Because LLM generation and network-dependent model loading are inherently unpredictable, you should always wrap security validation steps in try...except blocks.

Best Practice Pattern:

Catch specific operational errors first (e.g., ModelLoadError during setup).
Catch categorical errors (e.g., ModeratorError during runtime inference) to implement broad fallbacks, like returning a standard safe response to the user.
Catch SecurityError as a final fail-safe to guarantee that no unhandled Jazzmine exceptions crash your main application loop.

7. Remarks

The Context Dictionary

When inspecting caught errors in production, always check the context attribute. Internal components heavily utilize this. For instance, if an asynchronous batch evaluation fails, the ModeratorError.context will often contain the exact batch_size and hardware_device where the failure occurred, drastically reducing debugging time.
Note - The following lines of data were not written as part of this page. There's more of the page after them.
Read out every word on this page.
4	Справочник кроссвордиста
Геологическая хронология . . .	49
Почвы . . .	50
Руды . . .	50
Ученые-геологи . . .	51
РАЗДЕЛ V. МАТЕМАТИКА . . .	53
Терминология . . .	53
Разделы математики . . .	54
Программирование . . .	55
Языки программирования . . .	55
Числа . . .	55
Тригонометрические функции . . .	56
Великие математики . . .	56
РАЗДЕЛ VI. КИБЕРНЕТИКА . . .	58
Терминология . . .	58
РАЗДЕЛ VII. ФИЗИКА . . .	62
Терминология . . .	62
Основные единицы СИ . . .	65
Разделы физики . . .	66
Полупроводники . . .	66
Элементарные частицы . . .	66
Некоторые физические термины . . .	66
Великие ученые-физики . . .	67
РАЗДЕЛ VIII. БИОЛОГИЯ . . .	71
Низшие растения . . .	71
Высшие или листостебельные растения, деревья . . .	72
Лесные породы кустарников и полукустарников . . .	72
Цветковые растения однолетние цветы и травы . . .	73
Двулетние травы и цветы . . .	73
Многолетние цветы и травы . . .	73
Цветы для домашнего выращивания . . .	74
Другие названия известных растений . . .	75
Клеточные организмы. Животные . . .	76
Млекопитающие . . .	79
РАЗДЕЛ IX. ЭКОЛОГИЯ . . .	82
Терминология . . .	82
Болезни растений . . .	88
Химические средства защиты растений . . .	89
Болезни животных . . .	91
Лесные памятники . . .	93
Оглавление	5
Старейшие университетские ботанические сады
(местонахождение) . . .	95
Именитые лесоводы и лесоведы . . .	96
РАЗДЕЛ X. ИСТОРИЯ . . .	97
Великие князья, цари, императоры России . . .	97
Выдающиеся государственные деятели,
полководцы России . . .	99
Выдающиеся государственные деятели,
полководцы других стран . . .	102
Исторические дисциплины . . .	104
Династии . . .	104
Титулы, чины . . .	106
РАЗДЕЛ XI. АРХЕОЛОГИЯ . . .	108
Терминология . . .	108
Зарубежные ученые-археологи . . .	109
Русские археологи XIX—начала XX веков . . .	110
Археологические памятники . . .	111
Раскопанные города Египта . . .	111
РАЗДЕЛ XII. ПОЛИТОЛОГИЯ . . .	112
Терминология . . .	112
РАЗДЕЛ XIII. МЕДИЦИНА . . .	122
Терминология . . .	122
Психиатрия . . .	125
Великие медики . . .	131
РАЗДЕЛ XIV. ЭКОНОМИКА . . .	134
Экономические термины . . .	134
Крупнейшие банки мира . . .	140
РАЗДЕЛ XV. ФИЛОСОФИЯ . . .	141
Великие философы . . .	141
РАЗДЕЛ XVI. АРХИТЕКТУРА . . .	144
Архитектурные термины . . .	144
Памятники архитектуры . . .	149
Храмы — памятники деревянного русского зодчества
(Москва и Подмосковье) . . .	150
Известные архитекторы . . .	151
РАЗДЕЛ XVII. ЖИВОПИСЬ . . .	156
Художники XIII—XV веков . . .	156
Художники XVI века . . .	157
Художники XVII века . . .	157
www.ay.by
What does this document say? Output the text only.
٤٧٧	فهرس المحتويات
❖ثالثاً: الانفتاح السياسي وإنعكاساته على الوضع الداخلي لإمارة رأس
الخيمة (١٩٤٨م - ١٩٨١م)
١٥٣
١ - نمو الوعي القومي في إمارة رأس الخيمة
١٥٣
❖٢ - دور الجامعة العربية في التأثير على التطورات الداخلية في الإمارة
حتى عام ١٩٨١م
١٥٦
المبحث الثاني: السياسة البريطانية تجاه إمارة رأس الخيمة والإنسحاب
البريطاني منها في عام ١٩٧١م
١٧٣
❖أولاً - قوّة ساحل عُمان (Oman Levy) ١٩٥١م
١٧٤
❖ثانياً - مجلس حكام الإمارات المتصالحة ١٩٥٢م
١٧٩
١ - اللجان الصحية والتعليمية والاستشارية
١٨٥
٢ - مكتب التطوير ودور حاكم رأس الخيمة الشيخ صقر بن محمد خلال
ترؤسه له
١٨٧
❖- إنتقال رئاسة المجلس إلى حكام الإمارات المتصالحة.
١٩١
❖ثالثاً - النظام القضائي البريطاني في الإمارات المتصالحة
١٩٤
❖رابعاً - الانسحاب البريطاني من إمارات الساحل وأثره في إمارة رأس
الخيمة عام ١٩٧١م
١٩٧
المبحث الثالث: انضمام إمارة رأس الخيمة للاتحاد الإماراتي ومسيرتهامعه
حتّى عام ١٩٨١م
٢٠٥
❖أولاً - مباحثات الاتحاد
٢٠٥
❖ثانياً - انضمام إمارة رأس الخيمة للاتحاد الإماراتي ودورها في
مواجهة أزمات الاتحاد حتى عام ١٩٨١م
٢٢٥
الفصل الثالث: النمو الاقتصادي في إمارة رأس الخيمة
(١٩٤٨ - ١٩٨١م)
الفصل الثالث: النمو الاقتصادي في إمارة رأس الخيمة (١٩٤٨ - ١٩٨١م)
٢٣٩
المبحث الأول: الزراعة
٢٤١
Python 3 Exception Chaining (raise ... from ...)

While standard Python 3 uses raise NewException() from old_exception, the SecurityError's cause parameter serves a similar purpose but explicitly attaches the old exception as a readable attribute. This makes it easier for structured logging frameworks (like JSON loggers) to serialize the root cause without having to parse Python traceback strings.